If there is one trite saying I have heard off of the telly enough times to finally believe it is that the Chinese character for “Crisis” is the same character for “Opportunity.” Whenever some feel good, positive thinker lips off about this little factoid I always have the same reaction: a burning desire to pop them in the lip and demand they present academically acceptable citation of that fact. Because, hey! These guys could be gettin’ their thinking from those same losers who tattooed the Chinese character for “Pineapple” above your girlfriend’s coccyx and said it meant “Love” and I just ain’t going in for that. Heck, even if they are right I’ll bet that the ancient Chinese dude who came up with that idea didn’t mean it the way those cheery Ivy League pinheads meant it. He probably meant something like “Crisis = Neighboring Kingdom In Turmoil = Opportunity For Land Grab” not the “Crisis = Lost Your Job = Chance to Learn to Dance” like these wannabe gurus mean it.
But they, and the Chinese, do have a point in that Crisis creates Opportunity. And a huge economic crisis creates huge money making opportunities. Just look at the huge fortunes won by companies during the Civil War when they were able to gorge themselves on big government contracts for military supplies and cheap western land. People were so scared about a war they didn’t even look twice at what they were paying out or what they were buying. Or look at the Trump family, a family that used the Great Depression to build crappy slums for poor people on the Federal nickel and make themselves ridiculously wealthy. The ridiculous battle cry of needing to help poor people was taken up so strongly that it didn’t even matter if poor people were being helped or not and a killing was made!

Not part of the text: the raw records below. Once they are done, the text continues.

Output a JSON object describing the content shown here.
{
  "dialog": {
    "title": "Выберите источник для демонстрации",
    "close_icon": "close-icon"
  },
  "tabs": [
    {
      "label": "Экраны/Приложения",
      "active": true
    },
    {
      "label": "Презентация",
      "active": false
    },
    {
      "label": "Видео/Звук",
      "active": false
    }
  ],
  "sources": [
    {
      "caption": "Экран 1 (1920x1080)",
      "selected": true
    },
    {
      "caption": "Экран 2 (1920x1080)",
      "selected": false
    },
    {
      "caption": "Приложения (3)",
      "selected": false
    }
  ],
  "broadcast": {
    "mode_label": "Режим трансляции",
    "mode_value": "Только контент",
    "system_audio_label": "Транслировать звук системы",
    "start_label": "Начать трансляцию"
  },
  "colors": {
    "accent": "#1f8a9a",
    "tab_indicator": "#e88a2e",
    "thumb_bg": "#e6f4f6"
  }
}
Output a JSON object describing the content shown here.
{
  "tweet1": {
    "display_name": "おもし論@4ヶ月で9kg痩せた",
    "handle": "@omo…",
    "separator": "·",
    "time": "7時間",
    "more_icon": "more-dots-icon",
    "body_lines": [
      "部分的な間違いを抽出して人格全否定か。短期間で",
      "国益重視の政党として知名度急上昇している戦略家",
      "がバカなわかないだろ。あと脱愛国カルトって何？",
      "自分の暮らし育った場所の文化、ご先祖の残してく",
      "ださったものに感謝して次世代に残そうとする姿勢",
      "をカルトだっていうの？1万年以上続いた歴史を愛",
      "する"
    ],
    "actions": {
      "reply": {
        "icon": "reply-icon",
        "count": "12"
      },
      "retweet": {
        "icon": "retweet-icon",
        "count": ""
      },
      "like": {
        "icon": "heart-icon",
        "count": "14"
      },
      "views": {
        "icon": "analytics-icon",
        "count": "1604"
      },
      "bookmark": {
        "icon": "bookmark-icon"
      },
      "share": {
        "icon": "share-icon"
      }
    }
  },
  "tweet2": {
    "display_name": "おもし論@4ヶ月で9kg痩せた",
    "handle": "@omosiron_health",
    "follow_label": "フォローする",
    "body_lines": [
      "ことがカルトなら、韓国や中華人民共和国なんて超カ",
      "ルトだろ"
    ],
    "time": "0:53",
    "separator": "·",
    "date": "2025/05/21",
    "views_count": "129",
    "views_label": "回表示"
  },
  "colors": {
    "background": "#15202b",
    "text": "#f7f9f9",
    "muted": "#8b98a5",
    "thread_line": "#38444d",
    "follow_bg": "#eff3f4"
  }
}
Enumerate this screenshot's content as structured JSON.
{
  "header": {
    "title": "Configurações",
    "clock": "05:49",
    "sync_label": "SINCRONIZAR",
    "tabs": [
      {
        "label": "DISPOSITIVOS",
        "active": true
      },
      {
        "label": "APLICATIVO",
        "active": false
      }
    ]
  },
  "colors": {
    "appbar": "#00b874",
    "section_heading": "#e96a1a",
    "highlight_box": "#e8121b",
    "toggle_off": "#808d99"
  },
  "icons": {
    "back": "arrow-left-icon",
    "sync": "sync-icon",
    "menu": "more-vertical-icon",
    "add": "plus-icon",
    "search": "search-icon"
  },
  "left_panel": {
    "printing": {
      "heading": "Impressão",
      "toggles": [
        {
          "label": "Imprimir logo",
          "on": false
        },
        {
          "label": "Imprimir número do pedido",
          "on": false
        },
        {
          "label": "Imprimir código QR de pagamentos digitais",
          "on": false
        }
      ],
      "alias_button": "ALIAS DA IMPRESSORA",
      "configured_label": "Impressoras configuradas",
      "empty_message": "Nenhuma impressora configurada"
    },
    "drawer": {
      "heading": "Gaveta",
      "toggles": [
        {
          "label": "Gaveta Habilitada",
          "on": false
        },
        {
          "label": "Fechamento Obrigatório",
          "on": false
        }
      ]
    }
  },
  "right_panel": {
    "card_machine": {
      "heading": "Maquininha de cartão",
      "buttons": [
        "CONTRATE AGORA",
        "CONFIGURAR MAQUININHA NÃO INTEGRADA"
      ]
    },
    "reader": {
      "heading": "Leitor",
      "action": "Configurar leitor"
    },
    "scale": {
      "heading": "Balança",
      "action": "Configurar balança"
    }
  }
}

Thankfully do to the willfully ignorant economic leadership of the last eighteen years we now have a great big money making opportunity for those of us willing to cash in on it.
The problem is I just don’t know what scheme fits our current economic crisis.
I mean I understand the principles of it all: let others be the lemmings running from one sure thing to another always trying to avoid crisis and instead find out where the cash is no one else is looking for, go buy low and sell high, plan for the recovery, present false hope to get somebody else to take the risk (preferably your neighbors through the purse strings of the government), and make sure the little guy always gets screwed even as you claim to be helping him.
So what areas do I apply these principles to? Health care seems like it would be the obvious one being the field EVERYONE is obsessed with right now, but I just can’t see myself wearing a lab coat, even to help con a congressman into writing me into a rider. Maybe getting into Housing, trying to grab up some MacMansions that are stinking up the books of some bank and try to time it right for a rebound.
Oh, I know! Community Organizing! I will organize communities around how they can game the system to build wealth off of recurring economic crises! That’ll be sure to get me Medal of Freedom Award.